The Indian economy, at one level, is in a sweet spot. The Narendra Modi government has done well to significantly reduce and rationalise goods and services tax rates this month. That was on top of exempting individuals earning up to Rs 12 lakh annually from paying any income tax in the 2025-26 Union Budget and slashing corporate tax rates in September 2019. In addition, the Centre’s own capital expenditure on public infrastructure and other investment has more than trebled from Rs 3,35,726 crore in 2019-20 to a budgeted Rs 11,21,090 crore in the current fiscal. And its flagship Production Linked Incentive Scheme and the India Semiconductor Mission have attracted investments, notably in mobile phone manufacturing by the likes of Apple and Samsung (exports alone were worth $24.1 billion in 2024-25, albeit with only limited domestic value addition) and the half-a-dozen chip fabrication, assembly, testing and packaging projects in various stages of execution.

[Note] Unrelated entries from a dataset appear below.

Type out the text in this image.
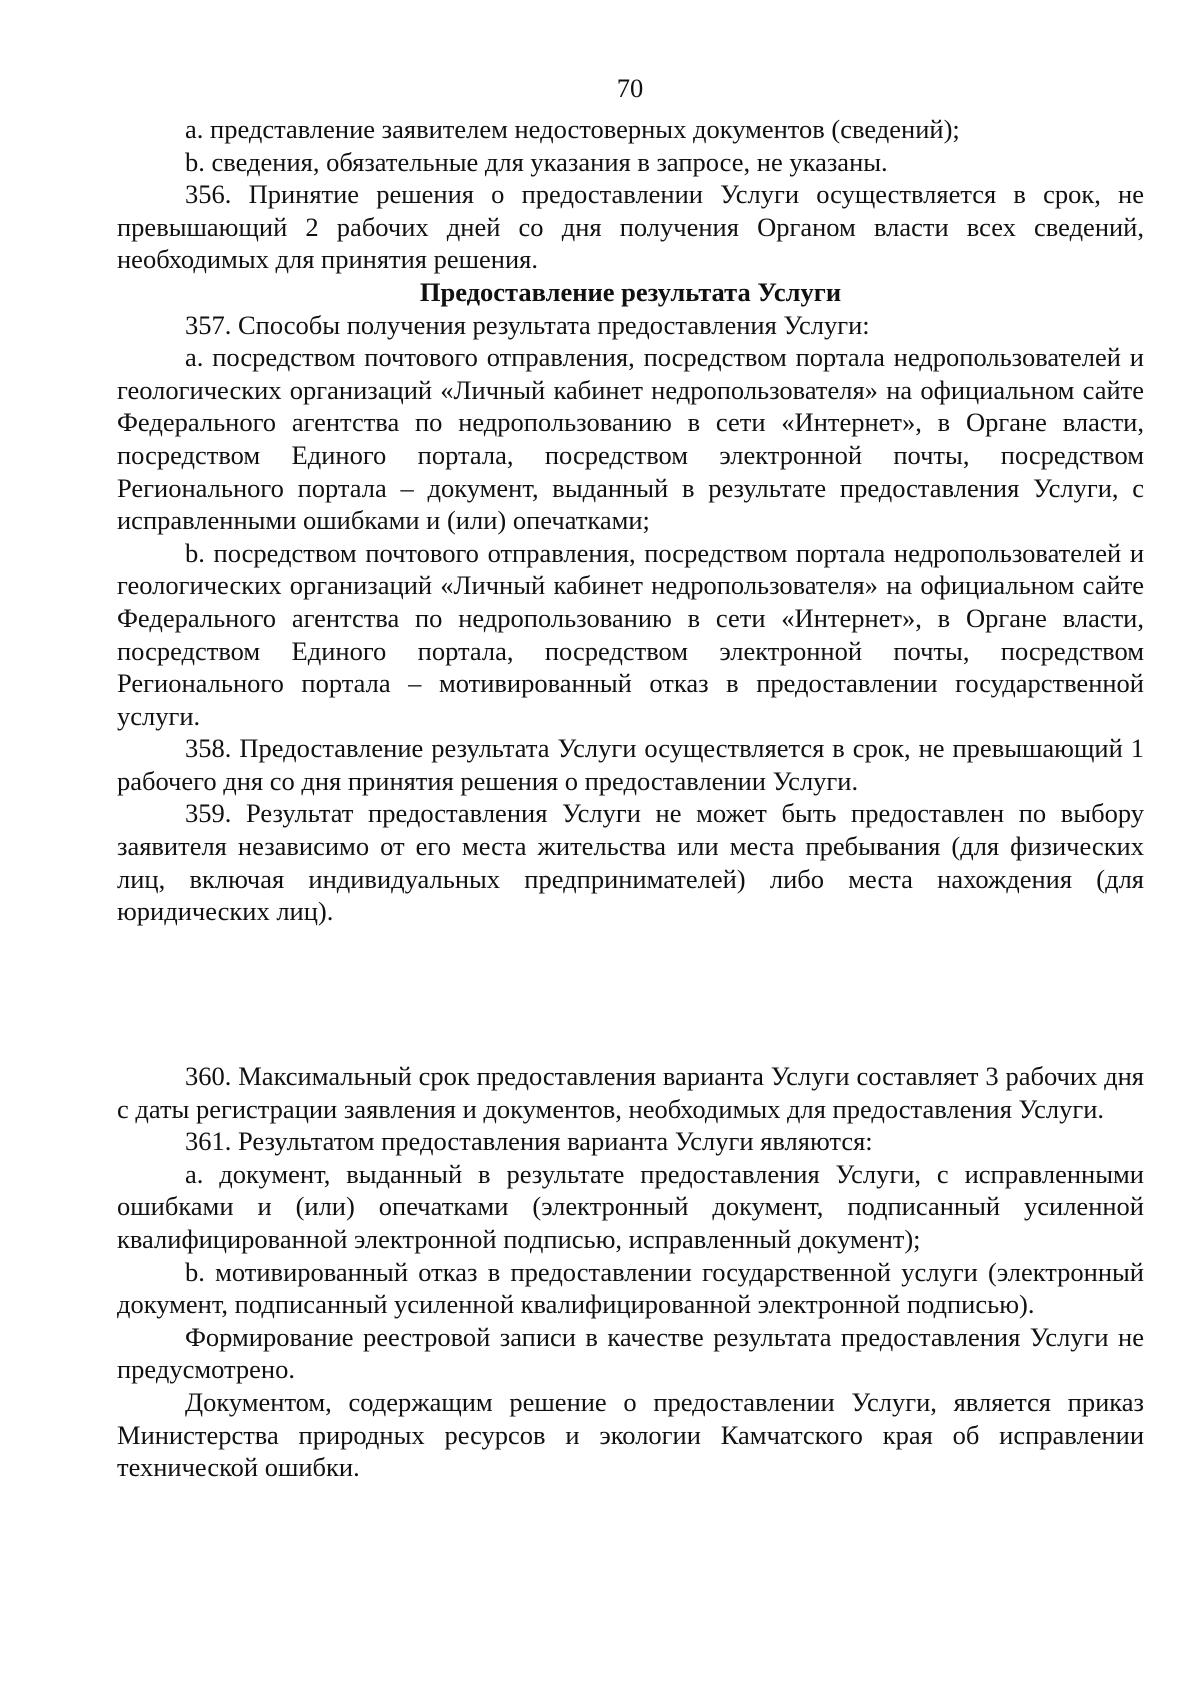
70

a. представление заявителем недостоверных документов (сведений);

b. сведения, обязательные для указания в запросе, не указаны.

356. Принятие решения о предоставлении Услуги осуществляется в срок, не превышающий 2 рабочих дней со дня получения Органом власти всех сведений, необходимых для принятия решения.

Предоставление результата Услуги

357. Способы получения результата предоставления Услуги:

a. посредством почтового отправления, посредством портала недропользователей и геологических организаций «Личный кабинет недропользователя» на официальном сайте Федерального агентства по недропользованию в сети «Интернет», в Органе власти, посредством Единого портала, посредством электронной почты, посредством Регионального портала – документ, выданный в результате предоставления Услуги, с исправленными ошибками и (или) опечатками;

b. посредством почтового отправления, посредством портала недропользователей и геологических организаций «Личный кабинет недропользователя» на официальном сайте Федерального агентства по недропользованию в сети «Интернет», в Органе власти, посредством Единого портала, посредством электронной почты, посредством Регионального портала – мотивированный отказ в предоставлении государственной услуги.

358. Предоставление результата Услуги осуществляется в срок, не превышающий 1 рабочего дня со дня принятия решения о предоставлении Услуги.

359. Результат предоставления Услуги не может быть предоставлен по выбору заявителя независимо от его места жительства или места пребывания (для физических лиц, включая индивидуальных предпринимателей) либо места нахождения (для юридических лиц).

360. Максимальный срок предоставления варианта Услуги составляет 3 рабочих дня с даты регистрации заявления и документов, необходимых для предоставления Услуги.

361. Результатом предоставления варианта Услуги являются:

a. документ, выданный в результате предоставления Услуги, с исправленными ошибками и (или) опечатками (электронный документ, подписанный усиленной квалифицированной электронной подписью, исправленный документ);

b. мотивированный отказ в предоставлении государственной услуги (электронный документ, подписанный усиленной квалифицированной электронной подписью).

Формирование реестровой записи в качестве результата предоставления Услуги не предусмотрено.

Документом, содержащим решение о предоставлении Услуги, является приказ Министерства природных ресурсов и экологии Камчатского края об исправлении технической ошибки.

It’s not just the government. Indian corporates, which underwent a painful process of de-leveraging through the 2010s and beyond, have comfortable or low debt service and debt-equity ratios with sizeable cash buffers today. At the same time, the gross and net non-performing asset ratios of commercial banks have declined to multi-decadal lows. In other words, the twin balance sheet problem, which was a major drag on India’s growth not too long ago, is now history. Add to these the low levels of consumer price inflation — 2.1 per cent overall year-on-year and minus 0.7 per cent for food in August — and the environment of soft interest rates with enhanced credit availability, things cannot be better for fueling a virtuous cycle of investment, jobs, incomes and spending. A recent Reserve Bank of India study of envisaged capital investments by private corporates, based on both bank and non-bank financing sources, shows the total cost of such projects to have risen from Rs 1,96,580 crore in 2021-22 to Rs 3,51,351 crore, Rs 5,47,734 crore and Rs 4,97,235 crore in the following three fiscals.

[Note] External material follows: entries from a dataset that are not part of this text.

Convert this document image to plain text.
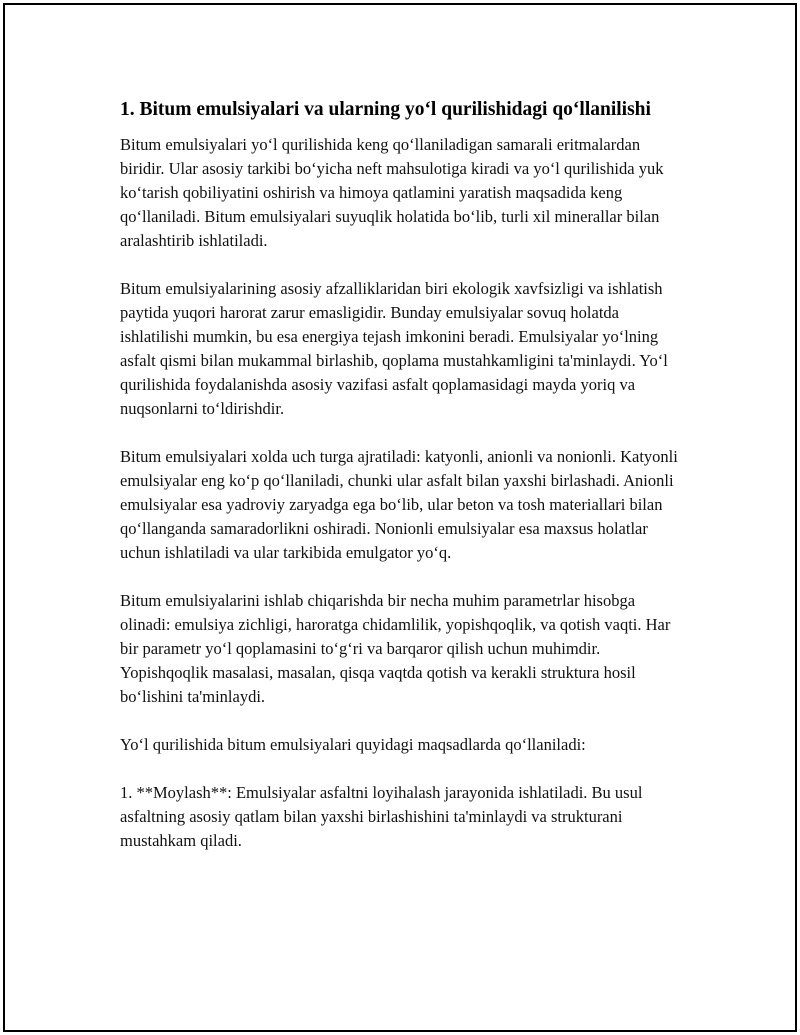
1. Bitum emulsiyalari va ularning yo‘l qurilishidagi qo‘llanilishi

Bitum emulsiyalari yo‘l qurilishida keng qo‘llaniladigan samarali eritmalardan biridir. Ular asosiy tarkibi bo‘yicha neft mahsulotiga kiradi va yo‘l qurilishida yuk ko‘tarish qobiliyatini oshirish va himoya qatlamini yaratish maqsadida keng qo‘llaniladi. Bitum emulsiyalari suyuqlik holatida bo‘lib, turli xil minerallar bilan aralashtirib ishlatiladi.

Bitum emulsiyalarining asosiy afzalliklaridan biri ekologik xavfsizligi va ishlatish paytida yuqori harorat zarur emasligidir. Bunday emulsiyalar sovuq holatda ishlatilishi mumkin, bu esa energiya tejash imkonini beradi. Emulsiyalar yo‘lning asfalt qismi bilan mukammal birlashib, qoplama mustahkamligini ta'minlaydi. Yo‘l qurilishida foydalanishda asosiy vazifasi asfalt qoplamasidagi mayda yoriq va nuqsonlarni to‘ldirishdir.

Bitum emulsiyalari xolda uch turga ajratiladi: katyonli, anionli va nonionli. Katyonli emulsiyalar eng ko‘p qo‘llaniladi, chunki ular asfalt bilan yaxshi birlashadi. Anionli emulsiyalar esa yadroviy zaryadga ega bo‘lib, ular beton va tosh materiallari bilan qo‘llanganda samaradorlikni oshiradi. Nonionli emulsiyalar esa maxsus holatlar uchun ishlatiladi va ular tarkibida emulgator yo‘q.

Bitum emulsiyalarini ishlab chiqarishda bir necha muhim parametrlar hisobga olinadi: emulsiya zichligi, haroratga chidamlilik, yopishqoqlik, va qotish vaqti. Har bir parametr yo‘l qoplamasini to‘g‘ri va barqaror qilish uchun muhimdir. Yopishqoqlik masalasi, masalan, qisqa vaqtda qotish va kerakli struktura hosil bo‘lishini ta'minlaydi.

Yo‘l qurilishida bitum emulsiyalari quyidagi maqsadlarda qo‘llaniladi:

1. **Moylash**: Emulsiyalar asfaltni loyihalash jarayonida ishlatiladi. Bu usul asfaltning asosiy qatlam bilan yaxshi birlashishini ta'minlaydi va strukturani mustahkam qiladi.
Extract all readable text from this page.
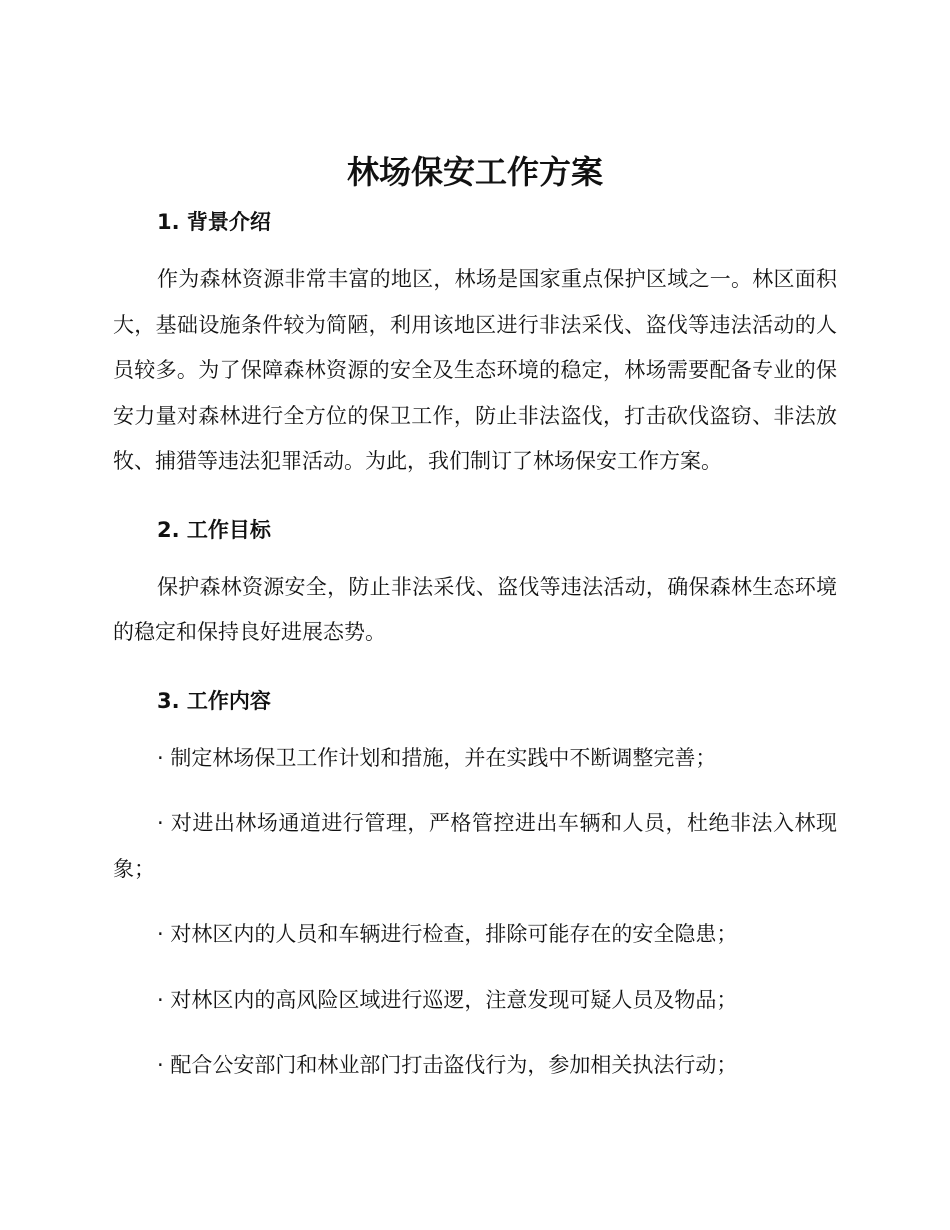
林场保安工作方案
1. 背景介绍

作为森林资源非常丰富的地区，林场是国家重点保护区域之一。林区面积大，基础设施条件较为简陋，利用该地区进行非法采伐、盗伐等违法活动的人员较多。为了保障森林资源的安全及生态环境的稳定，林场需要配备专业的保安力量对森林进行全方位的保卫工作，防止非法盗伐，打击砍伐盗窃、非法放牧、捕猎等违法犯罪活动。为此，我们制订了林场保安工作方案。

2. 工作目标

保护森林资源安全，防止非法采伐、盗伐等违法活动，确保森林生态环境的稳定和保持良好进展态势。

3. 工作内容

· 制定林场保卫工作计划和措施，并在实践中不断调整完善；

· 对进出林场通道进行管理，严格管控进出车辆和人员，杜绝非法入林现象；

· 对林区内的人员和车辆进行检查，排除可能存在的安全隐患；

· 对林区内的高风险区域进行巡逻，注意发现可疑人员及物品；

· 配合公安部门和林业部门打击盗伐行为，参加相关执法行动；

But somehow, all these intentions don’t seem to be translating into concrete execution on the ground. At the end of the day, the government is the one that has done the heavy lifting, whether through policy or actual spending. There are limits to how much more it can do. For some reason, the private sector — be it companies or even households — is not picking up the baton by investing and spending more. What is holding them back? It could be general uncertainty (over demand, in the case of the former) and insecurity (over jobs, for the latter), compounded by the Trump tariffs and ongoing geopolitical disruptions. The result is flagging animal spirits, for which policy stability and staying the course, not quick-fixes, are the answer.